Hannah looked delighted. She reached out and clinked her coffee cup against Grace’s. “Get it, girl!”

Grace laughed once, breathless. “So that part is great. I mean, like, so great. I can’t even—" She blushed. “Anyway. That’s not the issue. It’s just that—he saw me. Just now. On Main Street. And he just…” Her cheeks burned. “He acted like he didn’t know me.”

The smile dropped from Hannah’s face. “He ignored you?”

Grace tried to explain. “It made sense at first. This town—” She gestured vaguely. “You know how it is. Everyone notices everything. People talk.”

Hannah snorted softly. “Oh, I know.”

“So it made sense at first to… keep it to ourselves,” Grace continued, clinging to the explanation.
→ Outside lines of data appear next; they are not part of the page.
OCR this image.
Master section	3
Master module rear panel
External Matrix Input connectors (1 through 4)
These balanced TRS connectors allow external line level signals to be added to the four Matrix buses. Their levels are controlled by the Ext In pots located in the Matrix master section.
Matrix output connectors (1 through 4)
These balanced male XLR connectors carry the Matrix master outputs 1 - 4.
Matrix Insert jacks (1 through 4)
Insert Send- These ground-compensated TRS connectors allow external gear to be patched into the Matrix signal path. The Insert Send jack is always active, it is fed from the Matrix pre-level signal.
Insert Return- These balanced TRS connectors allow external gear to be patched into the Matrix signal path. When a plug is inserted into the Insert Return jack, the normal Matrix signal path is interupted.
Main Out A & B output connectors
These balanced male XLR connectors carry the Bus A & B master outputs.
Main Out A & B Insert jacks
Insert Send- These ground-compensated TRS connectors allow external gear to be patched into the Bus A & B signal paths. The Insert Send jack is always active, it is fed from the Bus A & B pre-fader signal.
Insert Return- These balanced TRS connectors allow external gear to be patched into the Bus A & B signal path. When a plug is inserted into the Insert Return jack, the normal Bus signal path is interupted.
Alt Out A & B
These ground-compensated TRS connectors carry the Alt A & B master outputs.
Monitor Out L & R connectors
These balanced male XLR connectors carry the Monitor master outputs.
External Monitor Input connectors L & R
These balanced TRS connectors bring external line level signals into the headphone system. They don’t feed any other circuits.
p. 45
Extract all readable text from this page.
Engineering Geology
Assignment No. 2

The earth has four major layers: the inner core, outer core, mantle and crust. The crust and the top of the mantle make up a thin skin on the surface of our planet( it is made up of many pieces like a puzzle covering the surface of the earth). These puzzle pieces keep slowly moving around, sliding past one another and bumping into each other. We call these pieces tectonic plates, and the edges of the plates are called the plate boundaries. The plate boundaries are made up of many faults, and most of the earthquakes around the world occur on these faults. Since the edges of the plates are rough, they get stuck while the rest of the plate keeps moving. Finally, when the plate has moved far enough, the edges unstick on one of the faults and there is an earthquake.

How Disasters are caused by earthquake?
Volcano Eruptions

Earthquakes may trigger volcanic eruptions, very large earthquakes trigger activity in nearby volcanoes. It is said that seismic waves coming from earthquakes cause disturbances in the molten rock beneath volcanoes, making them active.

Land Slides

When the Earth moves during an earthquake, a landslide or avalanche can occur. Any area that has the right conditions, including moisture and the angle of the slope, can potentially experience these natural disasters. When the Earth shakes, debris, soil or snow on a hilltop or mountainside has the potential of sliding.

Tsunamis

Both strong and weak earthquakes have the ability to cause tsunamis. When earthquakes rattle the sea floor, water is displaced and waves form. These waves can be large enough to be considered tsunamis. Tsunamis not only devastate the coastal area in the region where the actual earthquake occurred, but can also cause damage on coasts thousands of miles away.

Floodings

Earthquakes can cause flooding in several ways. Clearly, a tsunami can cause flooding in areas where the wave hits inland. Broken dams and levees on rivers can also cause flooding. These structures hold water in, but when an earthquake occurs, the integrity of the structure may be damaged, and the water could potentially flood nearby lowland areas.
“I guess,” Hannah murmured, sounding uncertain.

Grace pressed on, the words spilling out. “When we are together, alone together, it’s perfect.”

“But what about when you’re not alone together?” Hannah asked, not unkindly.

Grace swallowed. She stared down at her coffee.

Her phone buzzed on the table.

It was Luke. Tonight?

Grace’s heart jumped, hopeful and foolish and alive.

His job was so public. Of course he wouldn’t want to deal with gossip until they were both sure it was serious.

But by now they'd been together for months. That was serious.

“What if he’s waiting for me to make the next move.”

She could see it so clearly now—the two of them walking down Main Street together. His hand in hers. No more secrets. No more invisibility.

Hannah studied her for a long moment. "And if you ask him for more? What do you think he'll say?"

Grace thought of Main Street. Of his blank look. And of the way he’d held her the night before, like there was nowhere else he wanted to be.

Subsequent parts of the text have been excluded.